My end state, with accompanying notes:
Spoiler (click to show/hide)
* Ciri became a witcher. She would likely have died - call it a toss-up - had I not looked outcomes up, and I maintain that some of the decisions you have to "get right" in order to "be supportive" are unintuitive (the "lighten your spirits" versus "you don't have to be good at everything", either of which can be construed as supportive) or actively counterintuitive (someone stressing about a meeting should not actually be told "hey, you'll be fine on your own" rather than supported at the meeting). I did quite like the story ending, I thought the bit with Ge'els was fun: Eredin was underwhelming, barely scratched the gilding on my mastercrafted Witcher armour honestly.
* I stuck with my Temerian allies so Nilfgaard won the war. I was a bit annoyed by this because it was not at all obvious to me why Djikstra didn't just bugger off and take over Redania rather than coming to murder his erstwhile allies totally unnecessarily and then get killed because I'd put too much effort into keeping Ves and Thaler alive during these games to let him kill them now. Also, given they don't implement the end state, having a choice to spare Djikstra after that fight seemed an easy gimme for more variation?
* Cerys was queen of Skellige. I liked the Skellige rulership stuff perhaps the most out of the core political quests: it handled in a way that seemed sensible and fun.
* Geralt remained single. I'd decided I wanted to go with Triss, but picked the option where he asks her to stay and she refuses at the docks so I just leaned into that and had Geralt be a bit sad and mopey about it.
I think that's about all you get much major choice over? Except the Velen stuff as discussed earlier.

I do wonder if there's much more to be done with the Witcher IP in games.
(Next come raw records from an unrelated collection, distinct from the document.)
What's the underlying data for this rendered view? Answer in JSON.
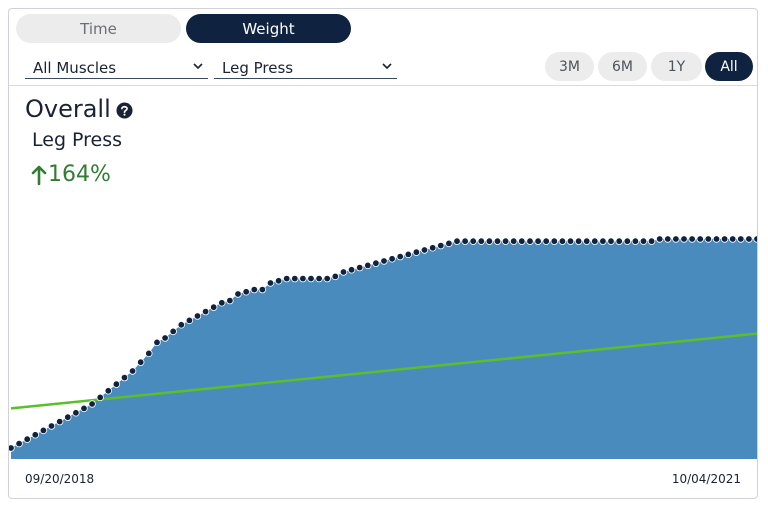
{
  "toggle": {
    "time_label": "Time",
    "weight_label": "Weight",
    "selected": "Weight"
  },
  "filters": {
    "muscles": "All Muscles",
    "exercise": "Leg Press"
  },
  "ranges": {
    "options": [
      "3M",
      "6M",
      "1Y",
      "All"
    ],
    "selected": "All"
  },
  "summary": {
    "title": "Overall",
    "exercise": "Leg Press",
    "change": "164%",
    "change_direction": "up"
  },
  "colors": {
    "area_fill": "#4a8bbd",
    "marker": "#0f2340",
    "trend_line": "#5bbf2a",
    "accent": "#0f2340",
    "positive": "#2e7d32"
  },
  "chart_data": {
    "type": "area",
    "x_labels": [
      "09/20/2018",
      "10/04/2021"
    ],
    "ylim": [
      0,
      100
    ],
    "grid": false,
    "legend": "none",
    "markers": true,
    "trend_line": {
      "start": 23,
      "end": 57
    },
    "series": [
      {
        "values": [
          5,
          7,
          9,
          11,
          13,
          15,
          17,
          19,
          21,
          23,
          25,
          28,
          31,
          34,
          37,
          40,
          44,
          48,
          53,
          55,
          58,
          61,
          63,
          65,
          67,
          69,
          71,
          72,
          75,
          76,
          77,
          77,
          80,
          81,
          82,
          82,
          82,
          82,
          82,
          82,
          83,
          85,
          86,
          87,
          88,
          89,
          90,
          91,
          92,
          93,
          94,
          95,
          96,
          97,
          98,
          99,
          99,
          99,
          99,
          99,
          99,
          99,
          99,
          99,
          99,
          99,
          99,
          99,
          99,
          99,
          99,
          99,
          99,
          99,
          99,
          99,
          99,
          99,
          99,
          99,
          100,
          100,
          100,
          100,
          100,
          100,
          100,
          100,
          100,
          100,
          100,
          100,
          100
        ]
      }
    ]
  }
}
The trilogy in many ways feels right and neat, and it'd be very tricky to make more games about Geralt given the finality of W3 and the huge scale of choices involved, but there's presumably always going to be the temptation to find some way to use it more, and I might go for it if that did happen as I'd like to explore more of the world: a Witcher game set thirty years or so after W3 (long enough for you to explain a major new shift/reset in world politics) where you got to create your own witcher rather than being Geralt might be fun in its own way, I sort of felt it'd be fun to explore the other schools a bit, though maybe the series is just too wedded to its core cast for that to work.